Quando otteniamo un traguardo sperato – una vittoria sportiva, la maturità, la laurea, una professione che ci soddisfa – ci sembra di potere porre finalmente una parola di riscatto definitiva. Ci sembra di poter dire: “Finalmente le cose stanno così: posso essere amato”, ma poi ci dobbiamo subito mettere a lavorare di nuovo a tessere con l’ago e con il filo la nostra capacità di amare e la gratitudine totalmente libera da pretese di essere amati.

Quando incontriamo l’amore della vita e decidiamo di portarlo all’altare, oppure di consacrarlo, intuiamo sì qualcosa di definitivo. Io ti voglio amare e mi sento amato o amata nel modo giusto così, nel modo che mi fa bene e che ti fa bene. C’è una scintilla di verità profonda in quella scelta. A questa verità bisognerebbe cercare di stare ancorati e di essere fedeli.

Ma anche in questo caso, il lavoro dell’amore è solo all’inizio.

Sentiremo che ci alterniamo fra il desiderio di essere amati e il bisogno di amare, e che quando riusciamo a fare vincere il bisogno di amare, sul desiderio di esserlo, viene svelato un segreto nascosto, tocchiamo un mistero e scopriamo tesoro. Quando veniamo all’esistenza, l’amore ci precede e ci segue e ci circonda, ma in realtà non abbiamo tanto bisogno di essere amati, quanto di amare. Essere amati è una pedagogia per amare. Essere amati è l’inizio, amare è la meta.

Quando staremo per chiudere gli occhi, non ci rimarrà più niente a rassicurarci, se non questo conforto: “Ho amato”, oppure questo dramma: “Non ho amato”.

Se le cose stanno così, perché allora facciamo così tanto – talvolta in maniera scomposta – per essere amati e così poco per amare?

Il comando di Gesù va a intercettare questo punto onnicomprensivo dell’esistenza umana. Non è un comando oppressivo, sconveniente e privativo. La parola decisiva è ridotta all’essenziale, l’unica cosa necessaria: amate, amatevi! È un comando per la vita.

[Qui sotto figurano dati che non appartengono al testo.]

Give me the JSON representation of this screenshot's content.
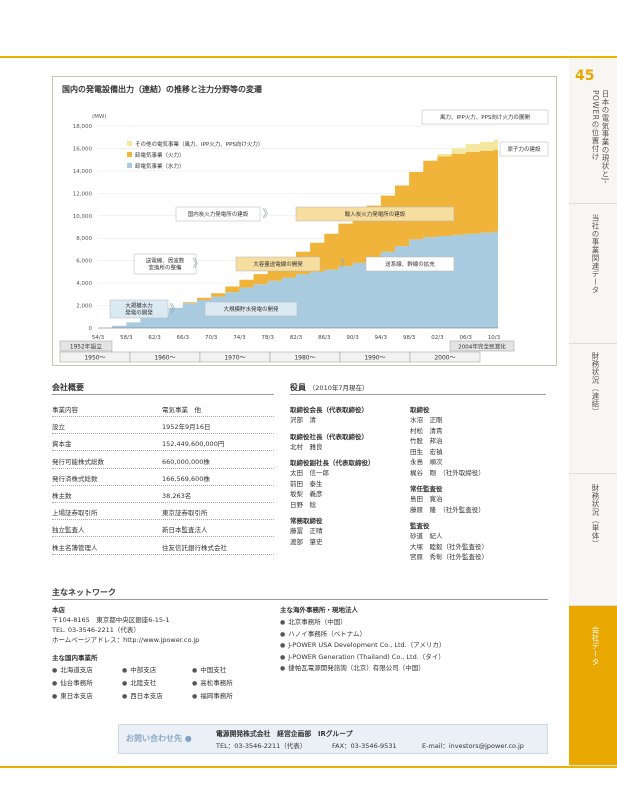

Lo Spirito Santo spinge la Chiesa ad assumersi nessun altro compito che tenere viva la memoria di questa via. Anche superando barriere o convenzioni che ci autoimponiamo.

Beata Vergine della Salute, Maria, nell’attimo in cui ti sei sentita amata e hai deciso di amare, non solo hai avuto la vita, ma l’hai generata. Sei stata costituita come donna completa: ragazza, giovane, adulta, donna, madre, anziana. Dona a ciascuno di noi, quasi come una fata delle favole, il tocco dell’amore che ci indica il tuo figlio, Gesù.